Mr Skilling, commenting after the case, said: “The industry’s complacency in accepting dangerous practices is startling.
“Michael Adamson’s death could have been prevented had his employer ensured that safe working practices were being carried out in accordance with the company’s own written procedures. Managers and supervisors in this industry must take active steps to ensure that their electricians work safely.”
The company was ultimately fined 300,000 British pounds (about $500,000).
Welcome to Notes on Electrical Injury, the first blog dedicated to electrical injury law. Each year, “electrical injuries result in approximately 20,000 emergency department visits” in North America. Electrical injuries are “the fifth leading cause of occupational fatality in the United States.”
This blog is published by Alan H. Legum P.A., one of the top electrical injury law firms in the nation. Alan Legum has successfully represented victims of electrical injury around the country, including Maryland, Idaho, Montana, Oklahoma and Delaware.
This blog will focus on three primary topics:
– Electrical safety.

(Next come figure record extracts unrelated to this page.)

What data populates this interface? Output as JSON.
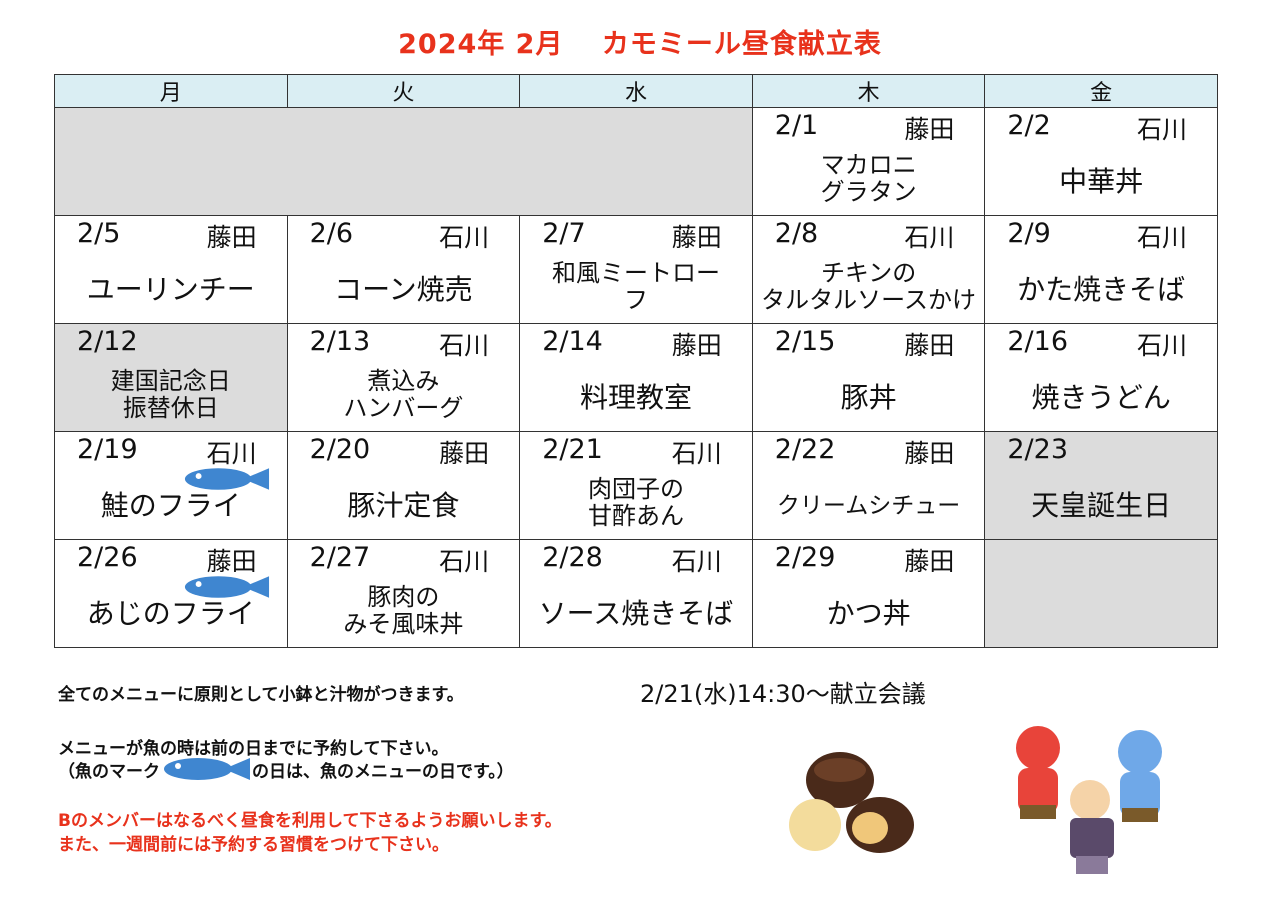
{
  "title": "2024年 2月　 カモミール昼食献立表",
  "weekdays": [
    "月",
    "火",
    "水",
    "木",
    "金"
  ],
  "weeks": [
    [
      {
        "gray": true,
        "span": 3
      },
      {
        "date": "2/1",
        "cook": "藤田",
        "menu": [
          "マカロニ",
          "グラタン"
        ]
      },
      {
        "date": "2/2",
        "cook": "石川",
        "menu": [
          "中華丼"
        ]
      }
    ],
    [
      {
        "date": "2/5",
        "cook": "藤田",
        "menu": [
          "ユーリンチー"
        ]
      },
      {
        "date": "2/6",
        "cook": "石川",
        "menu": [
          "コーン焼売"
        ]
      },
      {
        "date": "2/7",
        "cook": "藤田",
        "menu": [
          "和風ミートロー",
          "フ"
        ]
      },
      {
        "date": "2/8",
        "cook": "石川",
        "menu": [
          "チキンの",
          "タルタルソースかけ"
        ]
      },
      {
        "date": "2/9",
        "cook": "石川",
        "menu": [
          "かた焼きそば"
        ]
      }
    ],
    [
      {
        "date": "2/12",
        "cook": "",
        "menu": [
          "建国記念日",
          "振替休日"
        ],
        "gray": true
      },
      {
        "date": "2/13",
        "cook": "石川",
        "menu": [
          "煮込み",
          "ハンバーグ"
        ]
      },
      {
        "date": "2/14",
        "cook": "藤田",
        "menu": [
          "料理教室"
        ]
      },
      {
        "date": "2/15",
        "cook": "藤田",
        "menu": [
          "豚丼"
        ]
      },
      {
        "date": "2/16",
        "cook": "石川",
        "menu": [
          "焼きうどん"
        ]
      }
    ],
    [
      {
        "date": "2/19",
        "cook": "石川",
        "menu": [
          "鮭のフライ"
        ],
        "fish": true
      },
      {
        "date": "2/20",
        "cook": "藤田",
        "menu": [
          "豚汁定食"
        ]
      },
      {
        "date": "2/21",
        "cook": "石川",
        "menu": [
          "肉団子の",
          "甘酢あん"
        ]
      },
      {
        "date": "2/22",
        "cook": "藤田",
        "menu": [
          "クリームシチュー"
        ]
      },
      {
        "date": "2/23",
        "cook": "",
        "menu": [
          "天皇誕生日"
        ],
        "gray": true
      }
    ],
    [
      {
        "date": "2/26",
        "cook": "藤田",
        "menu": [
          "あじのフライ"
        ],
        "fish": true
      },
      {
        "date": "2/27",
        "cook": "石川",
        "menu": [
          "豚肉の",
          "みそ風味丼"
        ]
      },
      {
        "date": "2/28",
        "cook": "石川",
        "menu": [
          "ソース焼きそば"
        ]
      },
      {
        "date": "2/29",
        "cook": "藤田",
        "menu": [
          "かつ丼"
        ]
      },
      {
        "gray": true
      }
    ]
  ],
  "notes": {
    "line1": "全てのメニューに原則として小鉢と汁物がつきます。",
    "line2": "メニューが魚の時は前の日までに予約して下さい。",
    "line3a": "（魚のマーク",
    "line3b": "の日は、魚のメニューの日です。）",
    "line4": "Bのメンバーはなるべく昼食を利用して下さるようお願いします。",
    "line5": "また、一週間前には予約する習慣をつけて下さい。",
    "meeting": "2/21(水)14:30～献立会議"
  },
  "colors": {
    "title": "#e8321c",
    "header": "#daeef3",
    "gray": "#dcdcdc",
    "fish": "#3f86d0"
  }
}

On a regular basis we’ll review the latest tips to help people avoid electrical injuries in the first place.
– Rights of electrical injury victims. On this blog, you’ll learn what your rights are if you suffer an electrical injury and who may be liable for your injuries.
– Latest cases. We’ll keep you up to date on the most important legal opinions and jury verdicts related to electrical injury.